Simply put, “Hospitals need to stop infecting their patients,” says Doris Peter, PhD, director of the Consumer Reports Health Ratings Center. “Until they do, patients need to be on high alert whenever they enter a hospital even as visitors.” What’s more, “We’ve reached the point where patients are dying of infections in hospitals that we have no antibiotics to treat,” says Arjun Srinivasan, MD, who oversees the CDC’s efforts to prevent hospital-acquired infections.

But what does “high alert” mean? Are there actually concrete things that patients and their families can do to make a hospital stay safer?

The answer is an unqualified Yes: According to this month’s excellent cover story in Consumer Reports, America’s Antibiotic Crisis – How hospitals can make you sick, there are 10 things patients have to take the initiative on:

Consider MRSA testing. A nasal swab can detect MRSA and allow medical staff to take precautions, such as having you wash with a special soap before your procedure.

Insist on cleanliness. Ask to have your room cleaned if it looks dirty.

Take bleach wipes for bed rails, doorknobs, and the TV remote. Insist that everyone who enters your room wash their hands.

Keep your own hands clean. Wash regularly with soap and water.

Question antibiotics. Make sure that any anti­biotics prescribed to you in the hospital are needed and appropriate for your infection.

Watch out for heartburn drugs. Medications such as Nexium and Prilosec increase the risk of developing C. difficile symptoms by reducing stomach acid that appears to help keep the bug in check. So ask whether the drug is needed and request the lowest dose for the shortest possible time.
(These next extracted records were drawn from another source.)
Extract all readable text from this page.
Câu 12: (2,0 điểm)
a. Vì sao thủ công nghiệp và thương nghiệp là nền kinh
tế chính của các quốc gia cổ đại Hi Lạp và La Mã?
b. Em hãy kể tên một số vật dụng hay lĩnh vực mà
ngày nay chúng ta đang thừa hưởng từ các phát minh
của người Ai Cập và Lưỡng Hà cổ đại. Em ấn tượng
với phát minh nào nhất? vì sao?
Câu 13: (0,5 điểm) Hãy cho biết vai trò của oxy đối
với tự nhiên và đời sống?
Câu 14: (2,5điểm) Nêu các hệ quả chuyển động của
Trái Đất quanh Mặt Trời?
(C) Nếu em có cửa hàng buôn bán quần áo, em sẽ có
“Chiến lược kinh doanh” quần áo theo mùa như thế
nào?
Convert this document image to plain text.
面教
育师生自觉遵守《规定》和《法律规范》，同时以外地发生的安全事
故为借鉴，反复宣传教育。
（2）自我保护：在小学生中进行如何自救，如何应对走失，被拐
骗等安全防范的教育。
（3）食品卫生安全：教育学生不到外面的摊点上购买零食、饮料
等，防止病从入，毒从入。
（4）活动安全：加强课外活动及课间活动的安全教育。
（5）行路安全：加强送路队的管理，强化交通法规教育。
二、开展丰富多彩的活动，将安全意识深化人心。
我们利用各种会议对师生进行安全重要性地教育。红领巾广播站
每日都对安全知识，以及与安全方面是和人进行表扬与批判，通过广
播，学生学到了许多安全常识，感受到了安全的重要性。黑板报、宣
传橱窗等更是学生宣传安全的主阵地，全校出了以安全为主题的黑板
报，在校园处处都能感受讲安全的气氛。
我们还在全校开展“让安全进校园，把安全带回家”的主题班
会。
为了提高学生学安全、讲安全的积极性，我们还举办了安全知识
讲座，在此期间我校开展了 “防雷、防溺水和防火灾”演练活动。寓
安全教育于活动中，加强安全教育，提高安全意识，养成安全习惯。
Ask every day whether ‘tubes’ can be removed. The risk of infection increases the longer items such as catheters and ventilators are left in place. If you’re not able to ask, be sure a friend or family member does.

Say no to razors. If you need to be shaved, use an electric hair remover, not a razor, because any nick can provide an opening for infection.

And when you return home from the hospital:

Watch for warning signs. They include fever, diarrhea, worsening pain, or an incision site that becomes warm, red, and swollen. People at particular risk include adults older than 65 as well as infants, anyone on antibiotics, and people with a compromised immune system.

Practice good hygiene.  Take extra precautions to make sure that your infection doesn’t spread. So clean frequently touched surfaces with 1 part bleach mixed with 10 parts water. Reserve a bathroom for the infected person. If that’s not possible, use the bleach solution to disinfect surfaces between uses. And don’t share toiletries or towels; use paper towels rather than cloth hand towels.